Do you have any idea how I could debug this error?
Regards, Gustavo.
Hi @chzgustavo Thanks for the feedback really appreciate it.
Do you have pods with the same name running in different namespaces?
Background
The information from crio is currently queried using the hostname of the crashing container which is assumed to be unique.
This container hostname is then used to match to the pod. https://github.com/IBM/core-dump-handler/blob/main/core-dump-composer/src/main.rs#L75
It isn't ideal but using the hostname is the only way to try and catch the crashing container information that I am aware of.
This isn't an issue in most deployment scenarios as people tend to use replicasets/deployments that generates a unique id for each pod.
However if you are creating pods directly in each namespace then you may have the potential to hit a name clash issue.
Possible Solution
If that sounds like the problem I would suggest giving each pod a unique name when provisioning.
Yes, indeed, I have many pods with the same name running in different namespaces. The pods that generate segment fault belong to statefulset resources.
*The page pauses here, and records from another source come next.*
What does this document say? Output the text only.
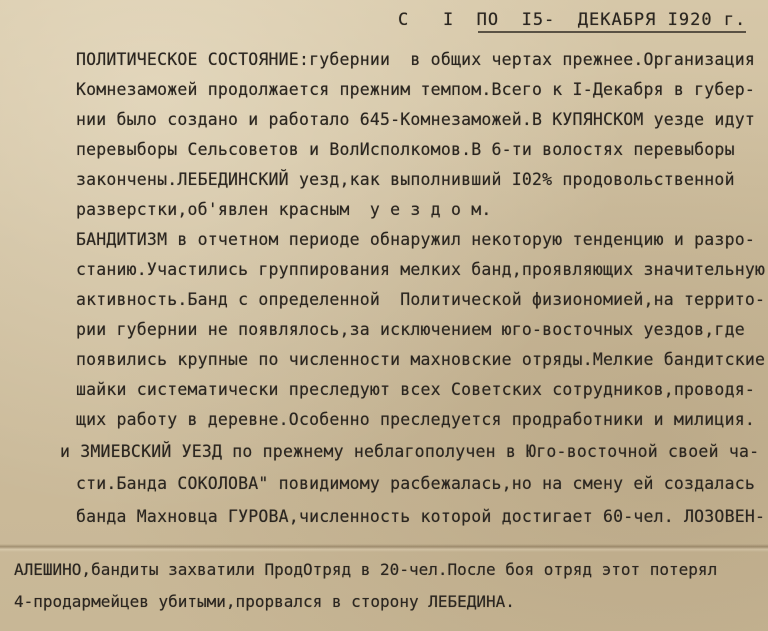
С   I  ПО  I5-  ДЕКАБРЯ I920 г.
ПОЛИТИЧЕСКОЕ СОСТОЯНИЕ:губернии  в общих чертах прежнее.Организация
Комнезаможей продолжается прежним темпом.Всего к I-Декабря в губер-
нии было создано и работало 645-Комнезаможей.В КУПЯНСКОМ уезде идут
перевыборы Сельсоветов и ВолИсполкомов.В 6-ти волостях перевыборы
закончены.ЛЕБЕДИНСКИЙ уезд,как выполнивший I02% продовольственной
разверстки,об'явлен красным  у е з д о м.
БАНДИТИЗМ в отчетном периоде обнаружил некоторую тенденцию и разро-
станию.Участились группирования мелких банд,проявляющих значительную
активность.Банд с определенной  Политической физиономией,на террито-
рии губернии не появлялось,за исключением юго-восточных уездов,где
появились крупные по численности махновские отряды.Мелкие бандитские
шайки систематически преследуют всех Советских сотрудников,проводя-
щих работу в деревне.Особенно преследуется продработники и милиция.
и ЗМИЕВСКИЙ УЕЗД по прежнему неблагополучен в Юго-восточной своей ча-
сти.Банда СОКОЛОВА" повидимому расбежалась,но на смену ей создалась
банда Махновца ГУРОВА,численность которой достигает 60-чел. ЛОЗОВЕН-
АЛЕШИНО,бандиты захватили ПродОтряд в 20-чел.После боя отряд этот потерял
4-продармейцев убитыми,прорвался в сторону ЛЕБЕДИНА.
They all have the same hostname (but they are in different namespaces), is there any other possible solution for this case? Thanks for your help!
Sorry I'm not aware of another possible solution.
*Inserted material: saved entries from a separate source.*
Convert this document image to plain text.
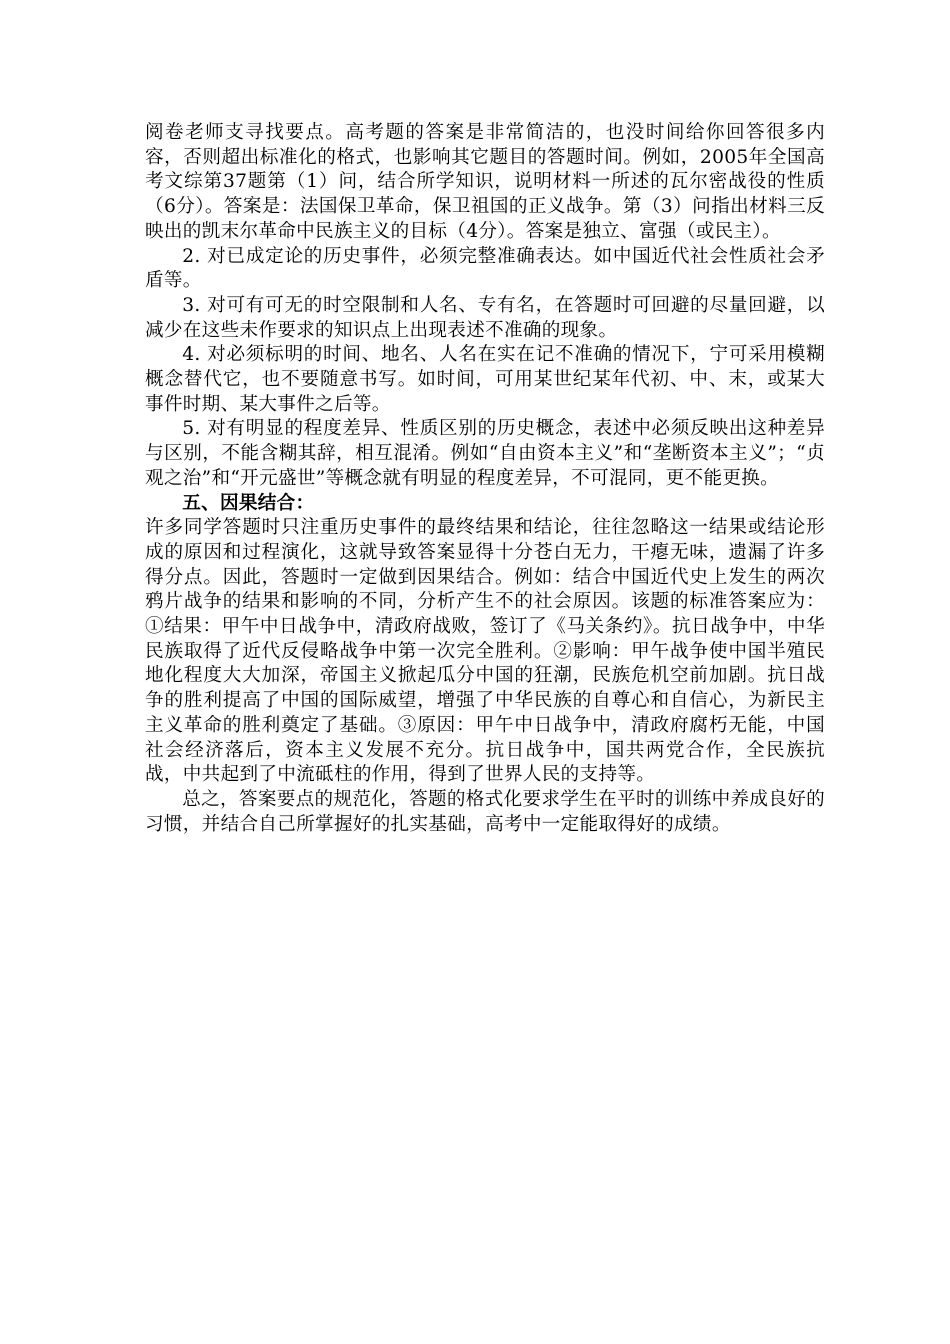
阅卷老师支寻找要点。高考题的答案是非常简洁的，也没时间给你回答很多内容，否则超出标准化的格式，也影响其它题目的答题时间。例如，2005年全国高考文综第37题第（1）问，结合所学知识，说明材料一所述的瓦尔密战役的性质（6分）。答案是：法国保卫革命，保卫祖国的正义战争。第（3）问指出材料三反映出的凯末尔革命中民族主义的目标（4分）。答案是独立、富强（或民主）。

2. 对已成定论的历史事件，必须完整准确表达。如中国近代社会性质社会矛盾等。

3. 对可有可无的时空限制和人名、专有名，在答题时可回避的尽量回避，以减少在这些未作要求的知识点上出现表述不准确的现象。

4. 对必须标明的时间、地名、人名在实在记不准确的情况下，宁可采用模糊概念替代它，也不要随意书写。如时间，可用某世纪某年代初、中、末，或某大事件时期、某大事件之后等。

5. 对有明显的程度差异、性质区别的历史概念，表述中必须反映出这种差异与区别，不能含糊其辞，相互混淆。例如“自由资本主义”和“垄断资本主义”；“贞观之治”和“开元盛世”等概念就有明显的程度差异，不可混同，更不能更换。

五、因果结合：

许多同学答题时只注重历史事件的最终结果和结论，往往忽略这一结果或结论形成的原因和过程演化，这就导致答案显得十分苍白无力，干瘪无味，遗漏了许多得分点。因此，答题时一定做到因果结合。例如：结合中国近代史上发生的两次鸦片战争的结果和影响的不同，分析产生不的社会原因。该题的标准答案应为：①结果：甲午中日战争中，清政府战败，签订了《马关条约》。抗日战争中，中华民族取得了近代反侵略战争中第一次完全胜利。②影响：甲午战争使中国半殖民地化程度大大加深，帝国主义掀起瓜分中国的狂潮，民族危机空前加剧。抗日战争的胜利提高了中国的国际威望，增强了中华民族的自尊心和自信心，为新民主主义革命的胜利奠定了基础。③原因：甲午中日战争中，清政府腐朽无能，中国社会经济落后，资本主义发展不充分。抗日战争中，国共两党合作，全民族抗战，中共起到了中流砥柱的作用，得到了世界人民的支持等。

总之，答案要点的规范化，答题的格式化要求学生在平时的训练中养成良好的习惯，并结合自己所掌握好的扎实基础，高考中一定能取得好的成绩。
Statefulsets intentionally label the pods with ordinal numbers https://kubernetes.io/docs/concepts/workloads/controllers/statefulset/#pod-identity.
If you're using helm you can add the namespace to the statefulset name which would resolve this. I know it's clunky but it should resolve it handily enough.
The underlying issue here is that the container kernel.core_pattern is per host and not per container so it's not possible to feed dynamic info from the pod to the kernel at runtime.
As systemd becomes more pod aware there may be a possibility to do something there but the last time I looked it just seemed to pass through to the system code.
[Edit] I will add this to the FAQ as it seems like it would be a fairly common scenario that will trip others up.
[Edit2] I'll double check the statuses in the responses from CRIO it may be possible to detect if the pod is crashing and if it isn't then move on to the next pod. I seem to remember looking at this when I wrote it and it wasn't possible but I'll double check. I won't get to that for a bit though as I have to look at #114 first.
Hi @No9,
Thanks for the information. We continue with this bug in production since we didn't apply the "clunky workaround".
Did you make some progress to fix it?
This project is very useful for us, thanks for the good work.